Хасар зацепился ногой за торчащий из земли металлический штырь и полетел на землю. Удар смягчил вещмешок Лемора. Его хозяин тут же промчался мимо, бряцая трофейным автоматом. Кочевник начал подниматься, и тут сзади кто-то схватил его за мешок и помог подняться.

– Не время для сна, – задыхаясь, выдавил из себя седой преподаватель и помчался вслед за подпольщиком.

Хасар встал на ноги, перевел дух и побежал вперед, не оглядываясь.

* * *

Лем перепрыгнул через кучу древнего мусора и остановился. Продираться сквозь траву, доходившую до груди, было слишком долго. Огромный горный Хребет навис над ним серой монументальной громадой и раззявил кривую пасть прохода. «Только бы успеть».

– Эй, – негромко позвали откуда-то справа, – за мной, Лемор. Скорее. Времени мало.

Не разбираясь, Лем побежал на голос. Затрещали кусты, и, приминая траву, обладатель неожиданного призыва тоже кинулся бежать. Оставалось только следовать за ним. В спину тяжело дышал Палий, немного позади чертыхался Хасар, а Лем упорно бежал по следам неизвестного помощника. Смутно знакомые серые лохмотья мелькали сквозь заросли, сиплый голос подгонял: «Быстрее, быстрее. Уже близко!»

«Это же Юшка», – мелькнула догадка у Лема. Но удивляться не было времени. Все силы в ноги и вперед, к спасительным горам. Сгустившаяся растительность хлестала по голенищам берцовых сапог и цеплялась за длинный плащ, но подпольщик стремительно бежал. Из-за пазухи грозился вывалиться тяжелый пистолет, по бедрам бил автомат Сурная, болтающийся на ремне, натирая шею. Сердце захлебывалось оглушительным стуком, било в набат от резкой нагрузки и липкого чувства тревоги. Опасность, струившаяся душным туманом сквозь пальцы, тянула свои щупальца к беглецам. Она пыталась обогнать, окружить и задушить мраком паники, но никак не поспевала за тремя людьми, практически добравшимися до гор.

– Глубже! – сипло выдохнул Хасар, обгоняя подпольщика. Он пронесся сквозь невидимую границу, отделявшую равнину от горного прохода, и побежал по узкой тропе, петляющей между каменных склонов.

Лем остановился и пропустил хрипящего Палия вперед, тот готов был свалиться в любой момент. Молодой революционер обернулся назад на безумно краткий миг. Вопреки красивым мечтам, время вовсе не застыло для него в тот момент. Это был просто быстрый, словно удар молнии, взгляд. Момент, и он сорвался с места за удаляющимися товарищами с удвоенной силой. Потому что в уши ударил противный свист, знакомый каждому демиругийцу по военным агитационным фильмам. Это был последний аккорд для любого, кто посмел бросить вызов армии Демиругии. Стервозный свист крылатых ракет «земля-земля».
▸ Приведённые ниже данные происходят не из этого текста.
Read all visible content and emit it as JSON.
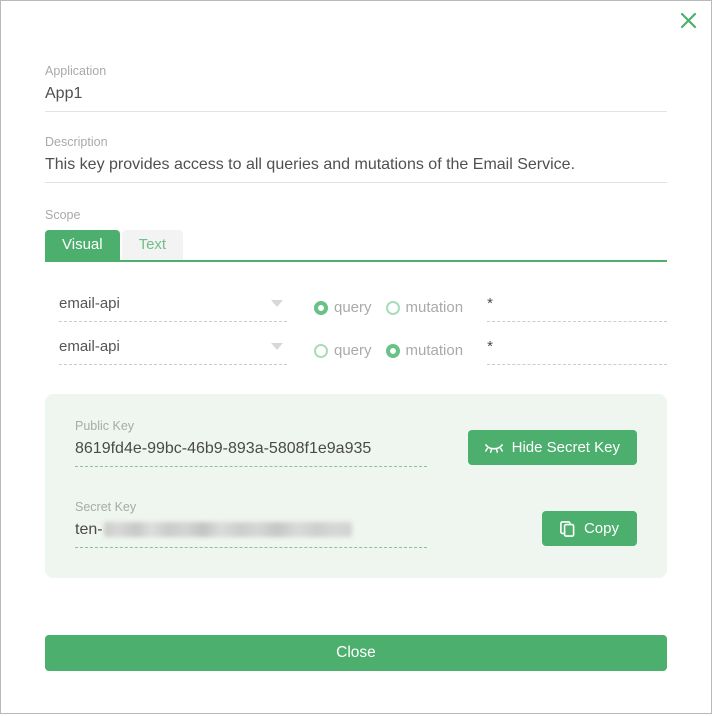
{
  "dialog": {
    "close_icon": "close-x-icon"
  },
  "application": {
    "label": "Application",
    "value": "App1"
  },
  "description": {
    "label": "Description",
    "value": "This key provides access to all queries and mutations of the Email Service."
  },
  "scope": {
    "label": "Scope",
    "tabs": [
      {
        "label": "Visual",
        "active": true
      },
      {
        "label": "Text",
        "active": false
      }
    ],
    "rows": [
      {
        "service": "email-api",
        "dropdown_icon": "chevron-down-icon",
        "options": [
          {
            "label": "query",
            "selected": true
          },
          {
            "label": "mutation",
            "selected": false
          }
        ],
        "pattern": "*"
      },
      {
        "service": "email-api",
        "dropdown_icon": "chevron-down-icon",
        "options": [
          {
            "label": "query",
            "selected": false
          },
          {
            "label": "mutation",
            "selected": true
          }
        ],
        "pattern": "*"
      }
    ]
  },
  "keys": {
    "public": {
      "label": "Public Key",
      "value": "8619fd4e-99bc-46b9-893a-5808f1e9a935"
    },
    "secret": {
      "label": "Secret Key",
      "prefix": "ten-",
      "masked": true
    },
    "hide_button": {
      "label": "Hide Secret Key",
      "icon": "eye-slash-icon"
    },
    "copy_button": {
      "label": "Copy",
      "icon": "copy-icon"
    }
  },
  "footer": {
    "close_label": "Close"
  },
  "colors": {
    "accent": "#4caf6d",
    "panel_bg": "#eef6ef",
    "label_gray": "#a9a9a9",
    "value_gray": "#505050"
  }
}
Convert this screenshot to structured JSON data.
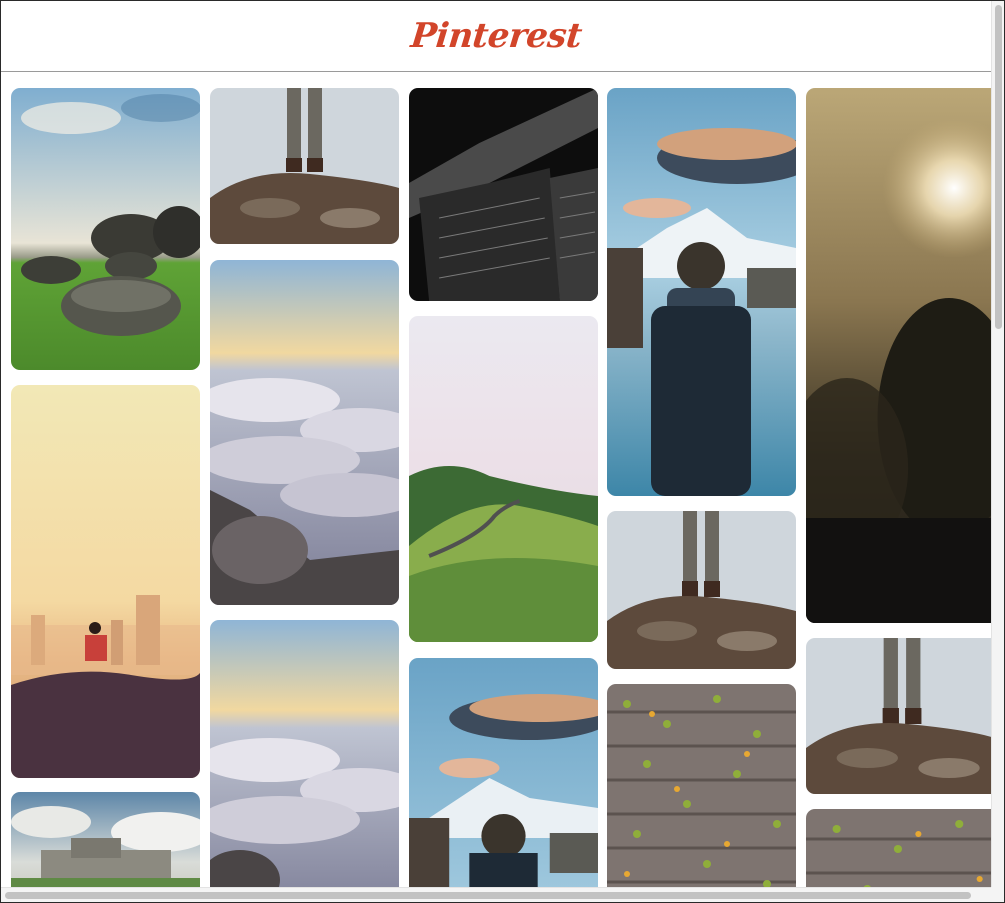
{
  "header": {
    "logo_text": "Pinterest"
  },
  "feed": {
    "pins": [
      {
        "subject": "boulders-in-meadow-photo"
      },
      {
        "subject": "runner-at-sunrise-city-photo"
      },
      {
        "subject": "chateau-under-clouds-photo"
      },
      {
        "subject": "hiker-legs-on-rocks-photo"
      },
      {
        "subject": "sea-of-clouds-photo"
      },
      {
        "subject": "sea-of-clouds-photo"
      },
      {
        "subject": "dark-building-architecture-photo"
      },
      {
        "subject": "green-hills-winding-road-photo"
      },
      {
        "subject": "man-facing-mountain-lake-photo"
      },
      {
        "subject": "man-facing-mountain-lake-photo"
      },
      {
        "subject": "hiker-legs-on-rocks-photo"
      },
      {
        "subject": "wooden-planks-with-leaves-photo"
      },
      {
        "subject": "misty-sunrise-trees-photo"
      },
      {
        "subject": "hiker-legs-on-rocks-photo"
      },
      {
        "subject": "wooden-planks-with-leaves-photo"
      }
    ]
  },
  "colors": {
    "brand": "#d2452a"
  }
}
Прыжок через каменное крошево, рывок из последних сил и рывок из сил, которых уже не осталось. Черные кольца, сдавившие взор, быстрая мысль: «Хасар прав». И вдруг воздух словно затрещал по швам и лопнул огненными пузырями. Каменная почва под ногами вздыбилась острыми фонтанами и ударила прямо, несколько раз перевернулась, покатилась кувырком и прыгнула прямо на Лема. Чья-то костлявая рука в серых лохмотьях рванула в сторону, спасая от сильного удара. Дневная лампочка освещения со звоном лопнула, и свет с хрустом потух.

* * *

Подпольщик дернулся, очнувшись. Попытался вдохнуть и закашлялся, подавившись пылью.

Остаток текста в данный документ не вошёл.